Thesis (Ph. D.)--University of Rochester. Department of Brain & Cognitive Sciences, Department of Computer Science, 2019.
Chapter 3 was written with Steven Piantadosi and published as Mollica and Piantadosi (2017a) in Open Mind. Chapter 5 was written with Steven Piantadosi and published as Mollica and Piantadosi (2019) in Royal Society Open Science.
This thesis develops the hypothesis that the systematic patterns of children’s word
use over the course of development are the natural consequence of a sophisticated inductive learning mechanism operating with insufficient data. In this thesis, we sketch
out a first-principles account of lexical-conceptual development and implement this
model framework for the case of children learning kinship. Kinship is a valuable
semantic domain to investigate because children show the same developmental trajectory for early word (mis)use, as in their first year of life, spread out over nine
years. A major limitation of evaluating this model and all models of conceptual development is that we have poor intuitions about how children make use of data.

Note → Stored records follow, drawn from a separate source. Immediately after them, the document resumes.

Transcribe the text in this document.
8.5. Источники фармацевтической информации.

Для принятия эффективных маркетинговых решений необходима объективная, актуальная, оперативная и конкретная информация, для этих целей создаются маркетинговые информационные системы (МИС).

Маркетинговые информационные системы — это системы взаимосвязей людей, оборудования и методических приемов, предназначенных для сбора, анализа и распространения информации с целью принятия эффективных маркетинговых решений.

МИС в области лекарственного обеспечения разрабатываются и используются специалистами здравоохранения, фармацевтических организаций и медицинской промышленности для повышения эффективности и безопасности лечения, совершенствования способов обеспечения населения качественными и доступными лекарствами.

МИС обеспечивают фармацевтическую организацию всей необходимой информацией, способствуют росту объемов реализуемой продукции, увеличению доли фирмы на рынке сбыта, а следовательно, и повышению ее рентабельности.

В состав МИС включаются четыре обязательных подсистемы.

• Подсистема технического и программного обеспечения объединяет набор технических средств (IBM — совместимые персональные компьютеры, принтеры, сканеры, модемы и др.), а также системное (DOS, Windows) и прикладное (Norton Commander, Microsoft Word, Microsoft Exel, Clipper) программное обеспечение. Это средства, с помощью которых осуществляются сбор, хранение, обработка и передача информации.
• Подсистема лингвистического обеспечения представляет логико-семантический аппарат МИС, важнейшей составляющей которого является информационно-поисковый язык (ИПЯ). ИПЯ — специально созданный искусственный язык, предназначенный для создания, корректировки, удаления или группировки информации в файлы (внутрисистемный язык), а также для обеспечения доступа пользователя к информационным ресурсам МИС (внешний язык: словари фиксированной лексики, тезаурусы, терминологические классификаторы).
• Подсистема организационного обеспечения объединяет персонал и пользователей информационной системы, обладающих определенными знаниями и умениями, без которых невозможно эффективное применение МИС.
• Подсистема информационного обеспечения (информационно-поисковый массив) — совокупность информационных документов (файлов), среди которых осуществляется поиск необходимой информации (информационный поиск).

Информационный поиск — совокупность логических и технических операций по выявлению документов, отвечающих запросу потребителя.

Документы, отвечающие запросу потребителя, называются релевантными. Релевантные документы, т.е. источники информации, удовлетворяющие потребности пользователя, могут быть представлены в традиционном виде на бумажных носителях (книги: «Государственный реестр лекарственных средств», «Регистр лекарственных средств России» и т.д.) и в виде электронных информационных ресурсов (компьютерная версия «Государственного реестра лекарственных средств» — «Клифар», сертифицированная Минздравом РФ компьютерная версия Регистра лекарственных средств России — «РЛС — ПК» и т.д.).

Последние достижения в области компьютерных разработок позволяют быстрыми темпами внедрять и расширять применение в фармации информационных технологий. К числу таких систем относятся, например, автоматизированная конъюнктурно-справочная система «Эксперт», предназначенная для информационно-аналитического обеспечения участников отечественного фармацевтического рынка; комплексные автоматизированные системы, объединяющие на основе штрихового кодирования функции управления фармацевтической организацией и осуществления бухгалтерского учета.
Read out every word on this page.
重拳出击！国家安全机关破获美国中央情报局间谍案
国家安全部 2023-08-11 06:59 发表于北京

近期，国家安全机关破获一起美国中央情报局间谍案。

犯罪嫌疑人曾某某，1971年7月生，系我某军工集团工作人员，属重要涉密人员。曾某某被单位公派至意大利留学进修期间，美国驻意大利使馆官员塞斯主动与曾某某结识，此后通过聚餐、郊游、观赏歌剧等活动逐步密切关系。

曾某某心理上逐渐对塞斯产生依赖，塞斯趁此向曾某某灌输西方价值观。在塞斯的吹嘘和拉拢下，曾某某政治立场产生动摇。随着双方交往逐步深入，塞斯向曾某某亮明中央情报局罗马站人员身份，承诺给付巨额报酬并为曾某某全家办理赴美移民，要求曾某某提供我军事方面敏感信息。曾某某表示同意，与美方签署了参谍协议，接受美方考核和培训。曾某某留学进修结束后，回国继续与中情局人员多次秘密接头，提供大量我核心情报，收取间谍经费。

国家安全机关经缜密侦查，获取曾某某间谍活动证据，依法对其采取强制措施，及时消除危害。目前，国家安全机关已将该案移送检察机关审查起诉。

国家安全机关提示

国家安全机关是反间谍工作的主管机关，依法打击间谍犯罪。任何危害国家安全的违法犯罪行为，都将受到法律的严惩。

To
remedy this, we build a data analysis model to investigate the profile of data usage in
word learning; although this technique will be broadly applicable to developmental
science. We then illustrate how this technique can be used to check the first principles model of inductive learning and investigate the learning process by compiling
a large cross-cultural dataset assessing children’s knowledge of exact number words.
We then take a step back from the learning mechanism and use Fermi-estimation and
information theoretic techniques to quantify the scale of language learning tasks and
highlight the likelihood of sophisticated learning mechanisms for word meanings.